この特集のトップページへ

はじめに

 企業内でコンピュータを利用するのは,当然のことながら「業務のため」である。業務においては,ワープロソフトを用いて文書を作成したり,表計算ソフトを用いて見積もり表を作成したりするほかに,データベースソフトを基盤とするアプリケーション(本連載ではこれを「データベースアプリケーション」と呼ぶ)によって在庫管理や顧客管理などを実現することもある。ワープロソフトや表計算ソフトと比べると,データベースアプリケーションは業種や企業ごとに扱う内容が異なるため,ほとんどの場合はパッケージソフトとして販売されている完成品を入手するのではなく,カスタムアプリケーションとして独自に実装しなければならない。

 データベースアプリケーションを独自に実装する場合,特にWindowsプラットフォームにおける開発者は,従来,1台のパソコン上で完結するスタンドアロンアプリケーションとして実装することが少なくなかった。たとえば,Visual BasicとAccessのデータベースファイル(Jetエンジン)を組み合わせたり,VBA(Visual Basic for Applications)とAccessを組み合わせたりしている事例は,その典型例といえる。

 しかし近年,企業のネットワーク化が進むにつれ,1つのデータベースを複数のコンピュータから共有したいというニーズが高まっている。もちろん,Visual BasicまたはVBAとAccessとを組み合わせた従来型の開発手法でも,共有フォルダなどを利用することで,この目的を達成することは可能である。しかし,データ量が増大するにつれ,あるいは接続するコンピュータの台数が増えるにつれ,このようなシステムでは問題が生じてしまう(どのような問題が生じるかについては,Chapter 1で述べる)。

 そのため,この数年は,データベースサーバー上に搭載したデータベースにクライアントコンピュータからネットワーク接続するという,「クライアント/サーバーアプリケーション」が一般的になっていた。つまり,開発者は「クライアント/サーバーモデル」によるアプリケーション開発を求められてきたのである。

 スタンドアロンモデルでアプリケーションを開発するのと比べると,クライアント/サーバーモデルでアプリケーションを構築するのは,比較的難しい。なぜなら,クライアントとサーバーがどのように通信するのかを理解しなければならないし,さらに複数のユーザーが同時にアクセスした場合でもデータベースの不整合が生じないように堅牢なシステムを構築しなければならないからである。

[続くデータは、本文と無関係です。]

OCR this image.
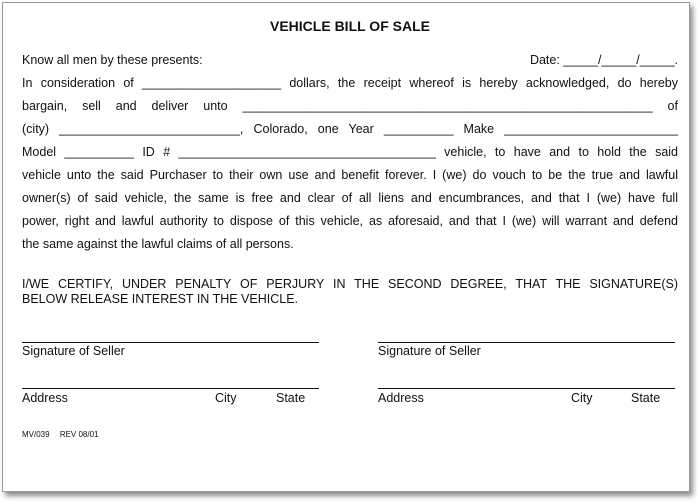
VEHICLE BILL OF SALE
Know all men by these presents:	Date: _____/_____/_____.
In consideration of ____________________ dollars, the receipt whereof is hereby acknowledged, do hereby
bargain, sell and deliver unto ___________________________________________________________ of
(city) __________________________, Colorado, one Year __________ Make _________________________
Model __________ ID # _____________________________________ vehicle, to have and to hold the said
vehicle unto the said Purchaser to their own use and benefit forever. I (we) do vouch to be the true and lawful
owner(s) of said vehicle, the same is free and clear of all liens and encumbrances, and that I (we) have full
power, right and lawful authority to dispose of this vehicle, as aforesaid, and that I (we) will warrant and defend
the same against the lawful claims of all persons.
I/WE CERTIFY, UNDER PENALTY OF PERJURY IN THE SECOND DEGREE, THAT THE SIGNATURE(S)
BELOW RELEASE INTEREST IN THE VEHICLE.
Signature of Seller
Address	City	State
Signature of Seller
Address	City	State
MV/039 REV 08/01
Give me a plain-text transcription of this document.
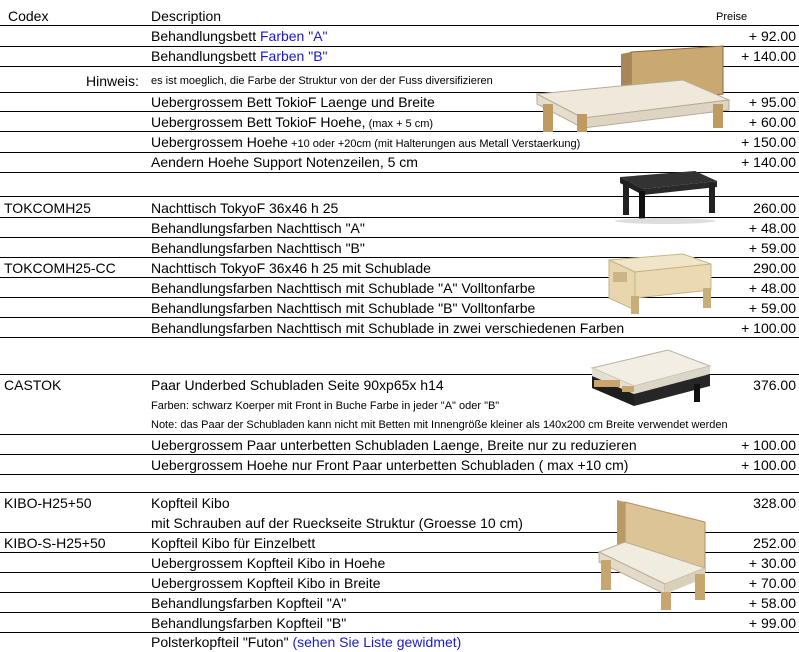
Codex	Description	Preise
Behandlungsbett Farben "A"	+ 92.00
Behandlungsbett Farben "B"	+ 140.00
Hinweis: es ist moeglich, die Farbe der Struktur von der der Fuss diversifizieren
Uebergrossem Bett TokioF Laenge und Breite	+ 95.00
Uebergrossem Bett TokioF Hoehe, (max + 5 cm)	+ 60.00
Uebergrossem Hoehe +10 oder +20cm (mit Halterungen aus Metall Verstaerkung)	+ 150.00
Aendern Hoehe Support Notenzeilen, 5 cm	+ 140.00
TOKCOMH25	Nachttisch TokyoF 36x46 h 25	260.00
Behandlungsfarben Nachttisch "A"	+ 48.00
Behandlungsfarben Nachttisch "B"	+ 59.00
TOKCOMH25-CC	Nachttisch TokyoF 36x46 h 25 mit Schublade	290.00
Behandlungsfarben Nachttisch mit Schublade "A" Volltonfarbe	+ 48.00
Behandlungsfarben Nachttisch mit Schublade "B" Volltonfarbe	+ 59.00
Behandlungsfarben Nachttisch mit Schublade in zwei verschiedenen Farben	+ 100.00
CASTOK	Paar Underbed Schubladen Seite 90xp65x h14	376.00
Farben: schwarz Koerper mit Front in Buche Farbe in jeder "A" oder "B"
Note: das Paar der Schubladen kann nicht mit Betten mit Innengröße kleiner als 140x200 cm Breite verwendet werden
Uebergrossem Paar unterbetten Schubladen Laenge, Breite nur zu reduzieren	+ 100.00
Uebergrossem Hoehe nur Front Paar unterbetten Schubladen ( max +10 cm)	+ 100.00
KIBO-H25+50	Kopfteil Kibo	328.00
mit Schrauben auf der Rueckseite Struktur (Groesse 10 cm)
KIBO-S-H25+50	Kopfteil Kibo für Einzelbett	252.00
Uebergrossem Kopfteil Kibo in Hoehe	+ 30.00
Uebergrossem Kopfteil Kibo in Breite	+ 70.00
Behandlungsfarben Kopfteil "A"	+ 58.00
Behandlungsfarben Kopfteil "B"	+ 99.00
Polsterkopfteil "Futon" (sehen Sie Liste gewidmet)
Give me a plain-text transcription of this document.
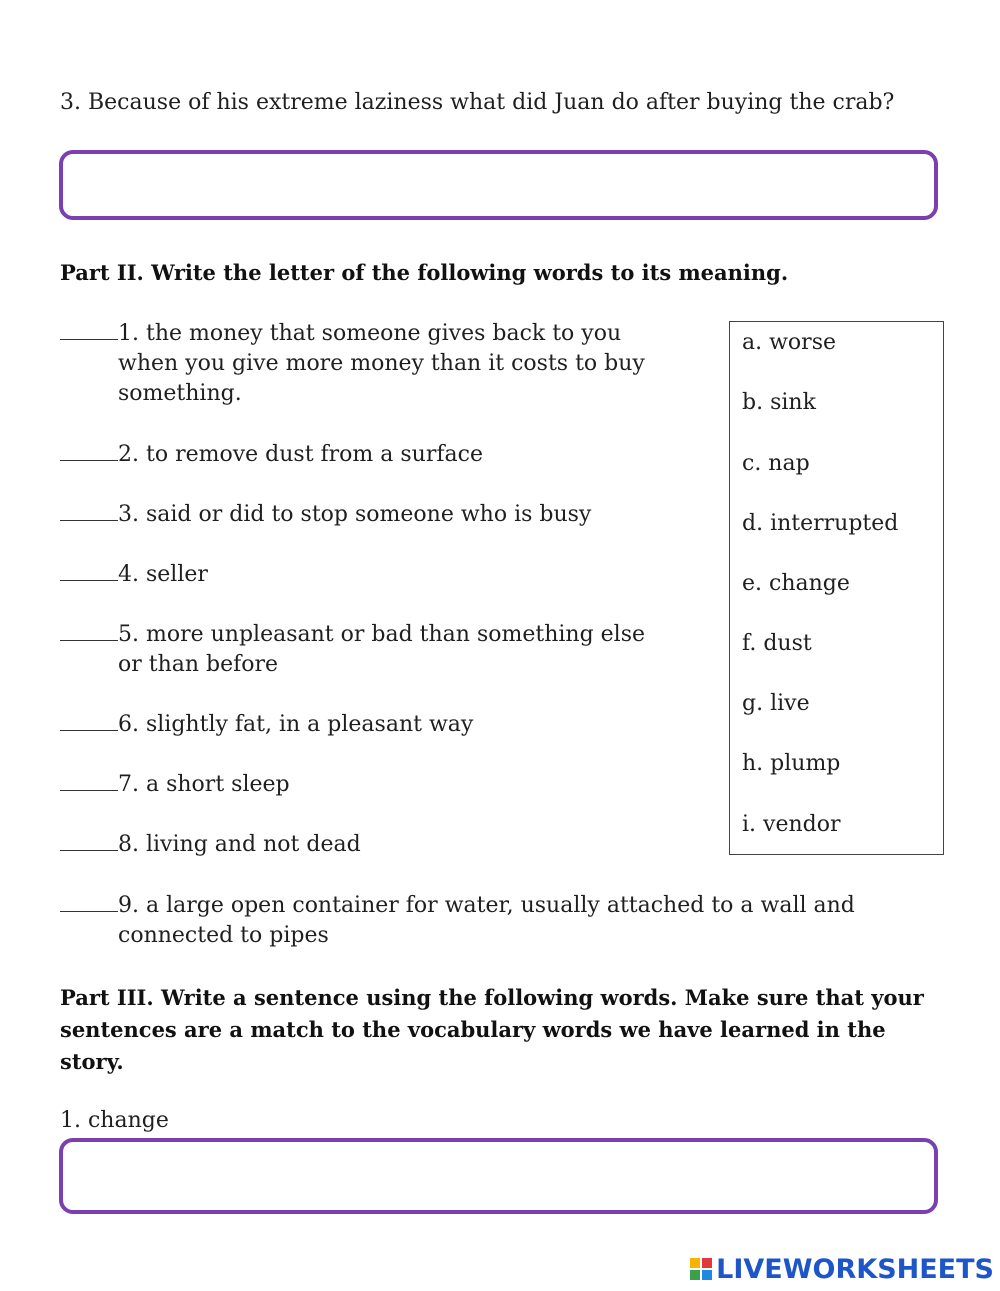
3. Because of his extreme laziness what did Juan do after buying the crab?
Part II. Write the letter of the following words to its meaning.
1. the money that someone gives back to you
when you give more money than it costs to buy something.
2. to remove dust from a surface
3. said or did to stop someone who is busy
4. seller
5. more unpleasant or bad than something else
or than before
6. slightly fat, in a pleasant way
7. a short sleep
8. living and not dead
9. a large open container for water, usually attached to a wall and
connected to pipes
a. worse
b. sink
c. nap
d. interrupted
e. change
f. dust
g. live
h. plump
i. vendor
Part III. Write a sentence using the following words. Make sure that your sentences are a match to the vocabulary words we have learned in the story.
1. change
LIVEWORKSHEETS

 さらに,インターネットの爆発的な普及に伴い,昨今はWebに対応した業務システムの開発が一般的になりつつある。Webに対応した業務システムがなぜ好まれるかといえば,クライアントOSの種類を問わないからである。Webに対応した業務システムは,Webページを通じてサーバーにアクセスする。そのため,Webページを表示することができるWebブラウザさえあれば,どのようなクライアントでも利用できる。極端な話,クライアントはパソコンである必要はなく,PDAや携帯電話などの携帯端末でもかまわない。

 Webに対応した業務システムとは,クライアント/サーバーモデルの応用である。Webに対応した業務システムは,Webブラウザがクライアントで,Webサーバーがサーバーになるだけの話である。Windows環境で開発するのであれば,サーバーとしてIIS(Internet Information Server)を利用すればよい。つまり,クライアント/サーバーモデルの構築が理解できれば,Webに対応した業務システムも容易に構築できる。実際,連載中で扱うサンプルのアプリケーションは,Webにも対応させてゆく。

 本連載では,Visual Basicのユーザーを対象に,Windows 2000で搭載される予定のCOM+ 1.0を使って,どのようにして堅牢なクライアント/サーバーアプリケーションを構築すればよいのかについて説明する。本連載の開始時点では,まだWindows 2000は出荷されてはいない。RC2(Release Candidate 2:2番目の出荷候補)版の提供が開始されているだけであり,仕様変更の可能性も否定はできない。しかし,最新の技術情報をいち早く理解し,その機能性と安定性と将来性を評価することは,設計者や開発者にとって極めて有用なことだと思われる。特に,COM+を使うと,クライアント/サーバーアプリケーションにおけるいくつかの問題を簡単に解決することができ,コーディングが容易になる。本連載中では,Windows 2000やCOM+の最新情報も盛り込みながら,クライアント/サーバーアプリケーションの開発について解説を進めることにしたい。

 なお,本連載で扱ういくつかの内容は,Windows NT 4.0 Option Packで提供されているMTS(Microsoft Transaction Server)の環境下でも問題なく動作する。安定性などの問題で,現行のWindows NT Server 4.0上でシステム開発を求められている開発者は,とりあえずMTS上で開発しておき,Windows 2000が登場したときに必要に応じてCOM+の機能を盛り込んでアップグレードしてもよいだろう。